Ch. 2 and exer. 2.1-2.5

**Project Topics**: (pick
any two to submit by end of semester … topics will be added as we go)

#1 Make three dimensional visual illustrations for the
surface interpretation, including 2^{nd} and 3^{rd} moments and
the relation of e(d), e^{2}(d), and e^{3}(d) to E[X], E[X^{2}],
E[X^{3}], E[X_{^}d], E[(X_{^}d)^{2}], and E[(X_{^}d)^{3}].

#2 See handout on L_{X}(u)=E[x_{^}u] with a
series of questions

#3 Prove Faa’s Formula

#4 Work out the formulas and properties for an alternative version of the exponential (gamma) and log-logistic (beta) families of distributions using the alternative moment-shifting concept that defines the moment-shifted density in terms of the original decumulative distribution function.

#5 Try to work out summation formulas (or something to
replace them) for the (original definition) moment-shifted S_{X}(x). Try to leave a CTM term in the resulting
formula.

#6 Work out the definitions and properties of an “inverse logistic” and “reciprocal inverse logistic” family of distributions, analogous to the “inverse Gaussian” and “reciprocal inverse Gaussian”.

#7 Work out a family of distributions based on transformations of the lognormal, analogous to the transformed beta family that was based on the loglogistic.

#8 Prove that the negative binomial is like a Poisson with contagion; i.e. prove that the negative binomial (r, β) gives the number of events in unit time if the number of events in infinitesimal time dt, conditional on exactly m events having occurred from time 0 to time t, is dt(rβ)((1+m/r)/(1+βt)). Try to make a similar interpretation of the binomial distribution.

#9 Show (using probability generating functions) that a mixed Poisson distribution with infinitely divisible mixing distribution is also a compound Poisson, and give two specific examples of the phenomenon.

#10 Prove the Panjer recursion formula for an (a,b,1) primary distribution using Faa’s formula.

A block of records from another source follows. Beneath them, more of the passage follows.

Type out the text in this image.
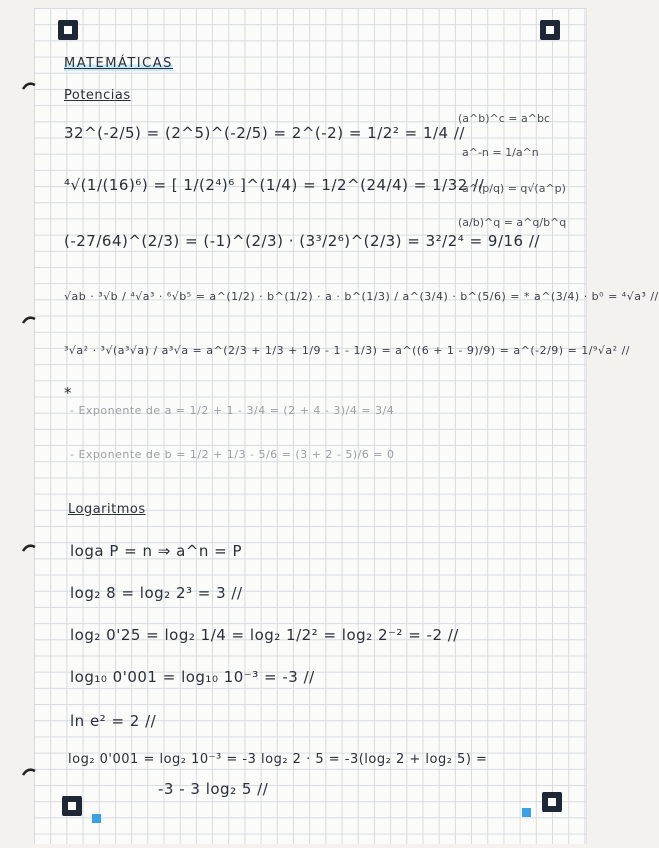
MATEMÁTICAS
Potencias
32^(-2/5) = (2^5)^(-2/5) = 2^(-2) = 1/2² = 1/4 //
⁴√(1/(16)⁶) = [ 1/(2⁴)⁶ ]^(1/4) = 1/2^(24/4) = 1/32 //
(-27/64)^(2/3) = (-1)^(2/3) · (3³/2⁶)^(2/3) = 3²/2⁴ = 9/16 //
√ab · ³√b / ⁴√a³ · ⁶√b⁵ = a^(1/2) · b^(1/2) · a · b^(1/3) / a^(3/4) · b^(5/6) = * a^(3/4) · b⁰ = ⁴√a³ //
³√a² · ³√(a³√a) / a³√a = a^(2/3 + 1/3 + 1/9 - 1 - 1/3) = a^((6 + 1 - 9)/9) = a^(-2/9) = 1/⁹√a² //
*
- Exponente de a = 1/2 + 1 - 3/4 = (2 + 4 - 3)/4 = 3/4
- Exponente de b = 1/2 + 1/3 - 5/6 = (3 + 2 - 5)/6 = 0
(a^b)^c = a^bc
a^-n = 1/a^n
a^(p/q) = q√(a^p)
(a/b)^q = a^q/b^q
Logaritmos
loga P = n ⇒ a^n = P
log₂ 8 = log₂ 2³ = 3 //
log₂ 0'25 = log₂ 1/4 = log₂ 1/2² = log₂ 2⁻² = -2 //
log₁₀ 0'001 = log₁₀ 10⁻³ = -3 //
ln e² = 2 //
log₂ 0'001 = log₂ 10⁻³ = -3 log₂ 2 · 5 = -3(log₂ 2 + log₂ 5) =
-3 - 3 log₂ 5 //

#11 Develop an approximation formula (based on the surface
interpretation) for E[(S-(j+1)*h)_{+}^{k}] in terms of
E[(S-j*h)_{+}^{k}] for k=2 and 3 that would apply in general,
whether or not S has been discretized.
Write down the more simplified recursion formula this gives when S has
been discretized.

#12 Make up examples using both a compound Poisson and a
compound Negative Binomial process (and pick one or more severity distributions
to give yourself examples) and study how much, if any, difference there is in
your approximation for the upper limit exp(-R^{~}u) on the discretely
observed ruin probability ψ^{~}(u) if you use a third order
approximation for the adjustment coefficient R^{~} rather than the
second order approximation that is usually used. In other words, quantify the contribution of
skewness in the severity to an estimate for the upper limit of the ruin
probability.

#13 Develop the logic and formulas for a compound negative
binomial process in the continuously observed collective risk ruin model. Point out the most significant departures
from the conclusions of the corresponding compound Poisson process.